Keep in mind that Russia is not creating new laws merely for American social media and cloud companies. The government wants all foreign companies operating in Russia to comply with laws that govern technology companies in Russia. It has even created a blogger registry, which is a scary concept.
As cloud computing grows in popularity outside of the United States, other countries won’t go as far as Russia or China have in trying to control information. However, issues such as the Edward Snowden revelations will continue to drive news, and U.S.-based cloud companies will have to learn to do business in the new world order. This means understanding how to manage data in different ways and in different countries, as well as how to submit to audits and even raids from time to time.

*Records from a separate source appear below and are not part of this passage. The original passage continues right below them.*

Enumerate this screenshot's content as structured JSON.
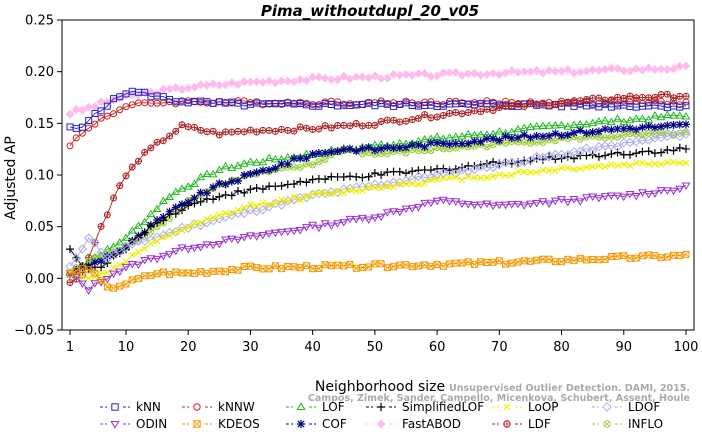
{
  "chart_data": {
    "type": "line",
    "title": "Pima_withoutdupl_20_v05",
    "xlabel": "Neighborhood size",
    "ylabel": "Adjusted AP",
    "xlim": [
      1,
      100
    ],
    "ylim": [
      -0.05,
      0.25
    ],
    "xticks": [
      1,
      10,
      20,
      30,
      40,
      50,
      60,
      70,
      80,
      90,
      100
    ],
    "yticks": [
      -0.05,
      0.0,
      0.05,
      0.1,
      0.15,
      0.2,
      0.25
    ],
    "ytick_labels": [
      "−0.05",
      "0.00",
      "0.05",
      "0.10",
      "0.15",
      "0.20",
      "0.25"
    ],
    "grid": false,
    "legend_position": "bottom",
    "watermark": [
      "Unsupervised Outlier Detection. DAMI, 2015.",
      "Campos, Zimek, Sander, Campello, Micenkova, Schubert, Assent, Houle"
    ],
    "series": [
      {
        "name": "kNN",
        "color": "#2222cc",
        "marker": "square",
        "anchors": [
          [
            1,
            0.145
          ],
          [
            3,
            0.145
          ],
          [
            5,
            0.16
          ],
          [
            8,
            0.172
          ],
          [
            10,
            0.18
          ],
          [
            12,
            0.18
          ],
          [
            15,
            0.176
          ],
          [
            18,
            0.172
          ],
          [
            22,
            0.17
          ],
          [
            30,
            0.168
          ],
          [
            50,
            0.168
          ],
          [
            70,
            0.168
          ],
          [
            100,
            0.167
          ]
        ]
      },
      {
        "name": "kNNW",
        "color": "#cc2222",
        "marker": "circle",
        "anchors": [
          [
            1,
            0.13
          ],
          [
            3,
            0.14
          ],
          [
            6,
            0.155
          ],
          [
            10,
            0.166
          ],
          [
            14,
            0.17
          ],
          [
            20,
            0.171
          ],
          [
            30,
            0.17
          ],
          [
            50,
            0.17
          ],
          [
            70,
            0.17
          ],
          [
            100,
            0.17
          ]
        ]
      },
      {
        "name": "LOF",
        "color": "#22bb22",
        "marker": "triangle-up",
        "anchors": [
          [
            1,
            0.005
          ],
          [
            5,
            0.02
          ],
          [
            8,
            0.03
          ],
          [
            12,
            0.05
          ],
          [
            17,
            0.08
          ],
          [
            20,
            0.09
          ],
          [
            25,
            0.105
          ],
          [
            30,
            0.112
          ],
          [
            40,
            0.12
          ],
          [
            50,
            0.128
          ],
          [
            60,
            0.135
          ],
          [
            70,
            0.141
          ],
          [
            80,
            0.148
          ],
          [
            90,
            0.153
          ],
          [
            100,
            0.158
          ]
        ]
      },
      {
        "name": "SimplifiedLOF",
        "color": "#000000",
        "marker": "plus",
        "anchors": [
          [
            1,
            0.03
          ],
          [
            3,
            0.01
          ],
          [
            6,
            0.01
          ],
          [
            10,
            0.03
          ],
          [
            15,
            0.055
          ],
          [
            20,
            0.07
          ],
          [
            25,
            0.08
          ],
          [
            30,
            0.085
          ],
          [
            40,
            0.095
          ],
          [
            50,
            0.1
          ],
          [
            60,
            0.105
          ],
          [
            70,
            0.112
          ],
          [
            80,
            0.117
          ],
          [
            90,
            0.121
          ],
          [
            100,
            0.125
          ]
        ]
      },
      {
        "name": "LoOP",
        "color": "#eeee00",
        "marker": "x",
        "anchors": [
          [
            1,
            0.005
          ],
          [
            5,
            0.0
          ],
          [
            8,
            0.01
          ],
          [
            12,
            0.025
          ],
          [
            18,
            0.045
          ],
          [
            25,
            0.06
          ],
          [
            30,
            0.07
          ],
          [
            40,
            0.08
          ],
          [
            50,
            0.088
          ],
          [
            60,
            0.095
          ],
          [
            70,
            0.1
          ],
          [
            80,
            0.106
          ],
          [
            90,
            0.11
          ],
          [
            100,
            0.113
          ]
        ]
      },
      {
        "name": "LDOF",
        "color": "#aaaaee",
        "marker": "diamond",
        "anchors": [
          [
            1,
            0.01
          ],
          [
            4,
            0.04
          ],
          [
            7,
            0.02
          ],
          [
            10,
            0.03
          ],
          [
            15,
            0.04
          ],
          [
            20,
            0.05
          ],
          [
            30,
            0.065
          ],
          [
            40,
            0.08
          ],
          [
            50,
            0.09
          ],
          [
            60,
            0.1
          ],
          [
            70,
            0.11
          ],
          [
            80,
            0.12
          ],
          [
            90,
            0.13
          ],
          [
            100,
            0.14
          ]
        ]
      },
      {
        "name": "ODIN",
        "color": "#9933cc",
        "marker": "triangle-down",
        "anchors": [
          [
            1,
            0.005
          ],
          [
            4,
            -0.01
          ],
          [
            8,
            0.005
          ],
          [
            12,
            0.015
          ],
          [
            20,
            0.03
          ],
          [
            30,
            0.04
          ],
          [
            40,
            0.05
          ],
          [
            50,
            0.06
          ],
          [
            60,
            0.075
          ],
          [
            70,
            0.07
          ],
          [
            80,
            0.075
          ],
          [
            90,
            0.08
          ],
          [
            100,
            0.088
          ]
        ]
      },
      {
        "name": "KDEOS",
        "color": "#ee9900",
        "marker": "square-x",
        "anchors": [
          [
            1,
            0.005
          ],
          [
            4,
            0.01
          ],
          [
            7,
            -0.01
          ],
          [
            10,
            -0.005
          ],
          [
            15,
            0.005
          ],
          [
            20,
            0.005
          ],
          [
            30,
            0.01
          ],
          [
            50,
            0.012
          ],
          [
            70,
            0.015
          ],
          [
            90,
            0.02
          ],
          [
            100,
            0.022
          ]
        ]
      },
      {
        "name": "COF",
        "color": "#000088",
        "marker": "star",
        "anchors": [
          [
            1,
            0.005
          ],
          [
            5,
            0.015
          ],
          [
            10,
            0.03
          ],
          [
            15,
            0.055
          ],
          [
            20,
            0.075
          ],
          [
            25,
            0.09
          ],
          [
            30,
            0.1
          ],
          [
            35,
            0.11
          ],
          [
            40,
            0.12
          ],
          [
            45,
            0.125
          ],
          [
            50,
            0.125
          ],
          [
            60,
            0.13
          ],
          [
            70,
            0.135
          ],
          [
            80,
            0.14
          ],
          [
            90,
            0.145
          ],
          [
            100,
            0.148
          ]
        ]
      },
      {
        "name": "FastABOD",
        "color": "#ffbbee",
        "marker": "diamond-filled",
        "anchors": [
          [
            1,
            0.16
          ],
          [
            4,
            0.165
          ],
          [
            8,
            0.173
          ],
          [
            12,
            0.178
          ],
          [
            20,
            0.185
          ],
          [
            30,
            0.19
          ],
          [
            40,
            0.193
          ],
          [
            50,
            0.195
          ],
          [
            60,
            0.197
          ],
          [
            70,
            0.199
          ],
          [
            80,
            0.2
          ],
          [
            90,
            0.202
          ],
          [
            100,
            0.204
          ]
        ]
      },
      {
        "name": "LDF",
        "color": "#aa2222",
        "marker": "circle-plus",
        "anchors": [
          [
            1,
            -0.005
          ],
          [
            3,
            0.005
          ],
          [
            6,
            0.05
          ],
          [
            9,
            0.09
          ],
          [
            12,
            0.115
          ],
          [
            15,
            0.13
          ],
          [
            19,
            0.147
          ],
          [
            25,
            0.14
          ],
          [
            30,
            0.143
          ],
          [
            40,
            0.145
          ],
          [
            50,
            0.15
          ],
          [
            60,
            0.158
          ],
          [
            70,
            0.165
          ],
          [
            80,
            0.17
          ],
          [
            90,
            0.175
          ],
          [
            100,
            0.177
          ]
        ]
      },
      {
        "name": "INFLO",
        "color": "#99cc33",
        "marker": "circle-x",
        "anchors": [
          [
            1,
            0.005
          ],
          [
            5,
            0.02
          ],
          [
            10,
            0.03
          ],
          [
            15,
            0.05
          ],
          [
            20,
            0.075
          ],
          [
            25,
            0.09
          ],
          [
            30,
            0.1
          ],
          [
            40,
            0.11
          ],
          [
            45,
            0.125
          ],
          [
            50,
            0.12
          ],
          [
            60,
            0.125
          ],
          [
            70,
            0.13
          ],
          [
            80,
            0.135
          ],
          [
            90,
            0.138
          ],
          [
            100,
            0.14
          ]
        ]
      }
    ],
    "legend_rows": [
      [
        "kNN",
        "kNNW",
        "LOF",
        "SimplifiedLOF",
        "LoOP",
        "LDOF"
      ],
      [
        "ODIN",
        "KDEOS",
        "COF",
        "FastABOD",
        "LDF",
        "INFLO"
      ]
    ]
  }
}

Due to these regulations, some U.S.-based companies simply won’t do business in certain countries. It’s not the politics but the cost and the risk. Countries with businesses that could benefit from the likes of Amazon Web Services, Google, and Microsoft won’t find them as available resources. They will need to deal with the local in-country providers or keep data within their own firewalls.
Although regulatory environments should not drive the use of technology, they often do. Cloud computing presents unique opportunities for traditional enterprises -- as well as threats to governments. It will be interesting to see how enterprises and governments alike respond to the challenges.